ExternalService can keep you under that quota automatically, across your entire
application, using the ex_rated library.
Rate limiting is opt-in: omit the :rate_limit option and no limiting is
applied.
Configuration
Add a :rate_limit option with a :limit and a :per window (in
milliseconds):
use ExternalService,
rate_limit: [
limit: 100, # at most 100 calls...
per: :timer.seconds(1) # ...per 1-second window
]| Option | Required | Meaning |
|---|---|---|
:limit | yes | Maximum number of calls allowed within each :per window. |
:per | yes | Length of the rate-limiting window, in milliseconds. |
Both keys are required when :rate_limit is present.
How it works
The limit is tracked per service and shared across every caller in your application — every process that calls the service draws from the same bucket. So the example above guarantees no more than 100 calls per second in total, no matter how many processes are making them.

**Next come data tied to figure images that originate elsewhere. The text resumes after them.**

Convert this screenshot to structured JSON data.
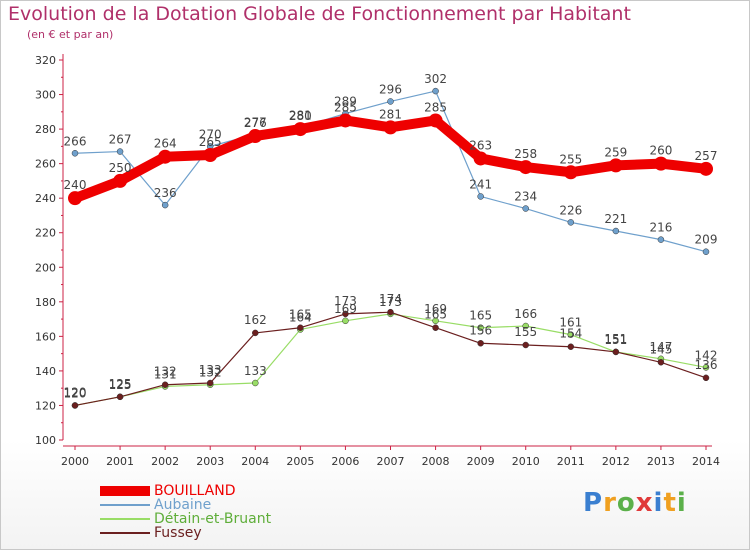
{
  "chart_data": {
    "type": "line",
    "title": "Evolution de la Dotation Globale de Fonctionnement par Habitant",
    "subtitle": "(en € et par an)",
    "categories": [
      "2000",
      "2001",
      "2002",
      "2003",
      "2004",
      "2005",
      "2006",
      "2007",
      "2008",
      "2009",
      "2010",
      "2011",
      "2012",
      "2013",
      "2014"
    ],
    "ylim": [
      100,
      320
    ],
    "yticks": [
      100,
      120,
      140,
      160,
      180,
      200,
      220,
      240,
      260,
      280,
      300,
      320
    ],
    "grid": false,
    "legend_position": "bottom-left",
    "series": [
      {
        "name": "BOUILLAND",
        "color": "#ee0000",
        "values": [
          240,
          250,
          264,
          265,
          276,
          280,
          285,
          281,
          285,
          263,
          258,
          255,
          259,
          260,
          257
        ]
      },
      {
        "name": "Aubaine",
        "color": "#6fa0cc",
        "values": [
          266,
          267,
          236,
          270,
          277,
          281,
          289,
          296,
          302,
          241,
          234,
          226,
          221,
          216,
          209
        ]
      },
      {
        "name": "Détain-et-Bruant",
        "color": "#99dd66",
        "values": [
          120,
          125,
          131,
          132,
          133,
          164,
          169,
          173,
          169,
          165,
          166,
          161,
          151,
          147,
          142
        ]
      },
      {
        "name": "Fussey",
        "color": "#6b1f1f",
        "values": [
          120,
          125,
          132,
          133,
          162,
          165,
          173,
          174,
          165,
          156,
          155,
          154,
          151,
          145,
          136
        ]
      }
    ]
  },
  "logo": {
    "letters": [
      "P",
      "r",
      "o",
      "x",
      "i",
      "t",
      "i"
    ],
    "colors": [
      "#3a7fd0",
      "#f0a020",
      "#5bb04a",
      "#e03a3a",
      "#3a7fd0",
      "#f0a020",
      "#5bb04a"
    ]
  }
}
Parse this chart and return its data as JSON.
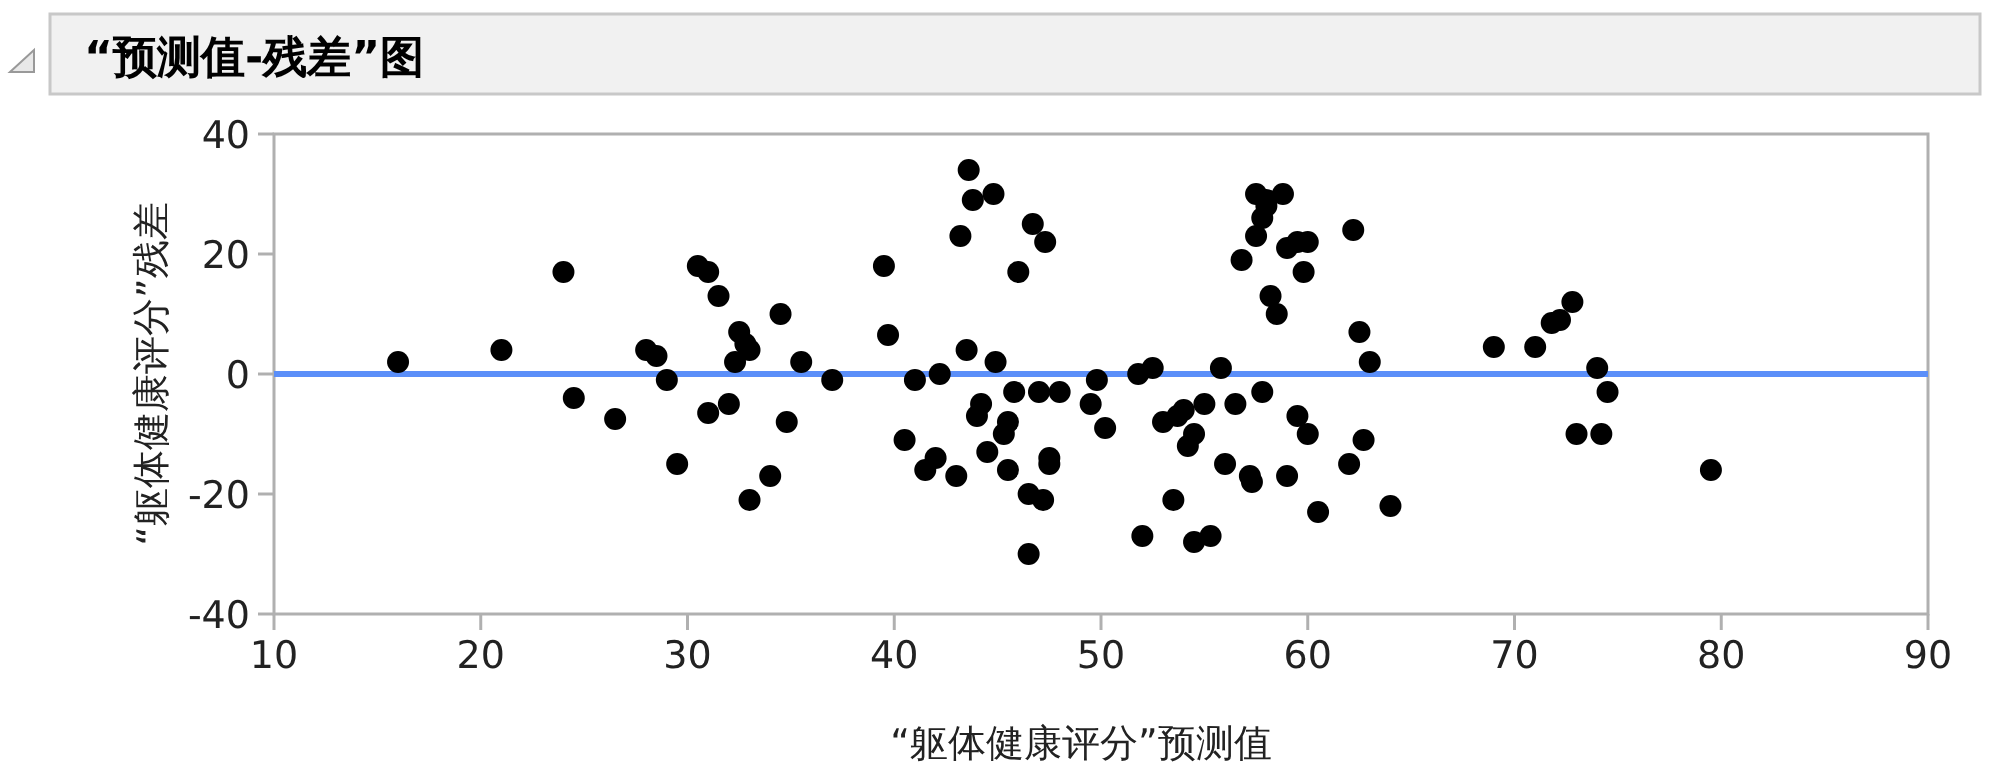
{
  "chart_data": {
    "type": "scatter",
    "title": "“预测值-残差”图",
    "xlabel": "“躯体健康评分”预测值",
    "ylabel": "“躯体健康评分”残差",
    "xlim": [
      10,
      90
    ],
    "ylim": [
      -40,
      40
    ],
    "xticks": [
      10,
      20,
      30,
      40,
      50,
      60,
      70,
      80,
      90
    ],
    "yticks": [
      -40,
      -20,
      0,
      20,
      40
    ],
    "marker": "circle",
    "grid": false,
    "ref_lines": [
      {
        "axis": "y",
        "value": 0,
        "color": "#5b8ff9"
      }
    ],
    "series": [
      {
        "color": "#000000",
        "x": [
          16,
          21,
          24,
          24.5,
          26.5,
          28,
          28.5,
          29,
          29.5,
          30.5,
          31,
          31,
          31.5,
          32,
          32.3,
          32.5,
          32.8,
          33,
          33,
          34,
          34.5,
          34.8,
          35.5,
          37,
          39.5,
          39.7,
          40.5,
          41,
          41.5,
          42,
          42.2,
          43,
          43.2,
          43.5,
          43.6,
          43.8,
          44,
          44.2,
          44.5,
          44.8,
          44.9,
          45.3,
          45.5,
          45.5,
          45.8,
          46,
          46.5,
          46.5,
          46.7,
          47,
          47.2,
          47.3,
          47.5,
          47.5,
          48,
          49.5,
          49.8,
          50.2,
          51.8,
          52,
          52.5,
          53,
          53.5,
          53.7,
          54,
          54.2,
          54.5,
          54.5,
          55,
          55.3,
          55.8,
          56,
          56.5,
          56.8,
          57.2,
          57.3,
          57.5,
          57.5,
          57.8,
          57.8,
          58,
          58,
          58.2,
          58.5,
          58.8,
          59,
          59,
          59.5,
          59.5,
          59.8,
          60,
          60,
          60.5,
          62,
          62.2,
          62.5,
          62.7,
          63,
          64,
          69,
          71,
          71.8,
          72.2,
          72.8,
          73,
          74,
          74.2,
          74.5,
          79.5
        ],
        "values": [
          2,
          4,
          17,
          -4,
          -7.5,
          4,
          3,
          -1,
          -15,
          18,
          17,
          -6.5,
          13,
          -5,
          2,
          7,
          5,
          -21,
          4,
          -17,
          10,
          -8,
          2,
          -1,
          18,
          6.5,
          -11,
          -1,
          -16,
          -14,
          0,
          -17,
          23,
          4,
          34,
          29,
          -7,
          -5,
          -13,
          30,
          2,
          -10,
          -8,
          -16,
          -3,
          17,
          -20,
          -30,
          25,
          -3,
          -21,
          22,
          -14,
          -15,
          -3,
          -5,
          -1,
          -9,
          0,
          -27,
          1,
          -8,
          -21,
          -7,
          -6,
          -12,
          -28,
          -10,
          -5,
          -27,
          1,
          -15,
          -5,
          19,
          -17,
          -18,
          23,
          30,
          -3,
          26,
          28,
          29,
          13,
          10,
          30,
          21,
          -17,
          -7,
          22,
          17,
          -10,
          22,
          -23,
          -15,
          24,
          7,
          -11,
          2,
          -22,
          4.5,
          4.5,
          8.5,
          9,
          12,
          -10,
          1,
          -10,
          -3,
          -16
        ]
      }
    ]
  }
}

When a call would exceed the limit, ExternalService does not fail it. Instead
it sleeps until the window has room, then proceeds. From your code's point of
view the call simply takes a little longer; it still succeeds.
# This will never make more than 100 calls/second, even in a tight loop —
# excess calls sleep until the window allows them.
Enum.each(1..10_000, fn i ->
MyApp.Api.fetch(i)
end)Who sleeps?
The sleeping happens in whichever process is making the call:
- With
call/1(synchronous), the calling process sleeps. Your code blocks until the call is allowed. - With
call_async/1andcall_async_stream/2, the background task(s) sleep, not your calling process. This is often what you want for bulk work: kick off the stream and let the workers pace themselves.
# Bulk import that respects the rate limit without blocking the caller:
ids
|> MyApp.Api.call_async_stream(fn id -> MyApp.Api.fetch(id) end)
|> Enum.to_list()Throttling has no timeout
A throttled call sleeps and retries the bucket until there is room — there is
no upper bound on how long it waits. If callers are producing work faster
than the limit allows, the backlog grows and individual calls can block for a
long time. Rate limiting paces calls; it does not shed load. On latency- or
demand-sensitive paths, keep an eye on the :rate_limit, :sleep telemetry
(below) and, if needed, run the work through call_async_stream/2 (so a pool
of tasks absorbs the wait) or apply your own back-pressure upstream.
Customizing the sleep
By default sleeping uses Process.sleep/1. In tests — where you don't want real
delays — you can override it with :sleep_function:
use ExternalService,
rate_limit: [limit: 100, per: :timer.seconds(1)],
sleep_function: fn _ms -> :ok endThe function receives the number of milliseconds the library would otherwise sleep. This is also where you'd hook in deterministic test control or custom instrumentation.
Observing throttling
Every time a call is throttled and put to sleep, an
[:external_service, :rate_limit, :sleep] telemetry event is emitted, with the
sleep duration in its measurements. Attach a handler to track how often (and how
long) you are being rate limited — a useful signal that you may need a higher
quota or fewer calls. See the Telemetry guide.
Rate limiting and the circuit breaker
Rate-limit sleeps are independent of the circuit breaker: being throttled is not a failure and does not melt the breaker. A throttled call waits and then runs normally, succeeding or failing on its own merits.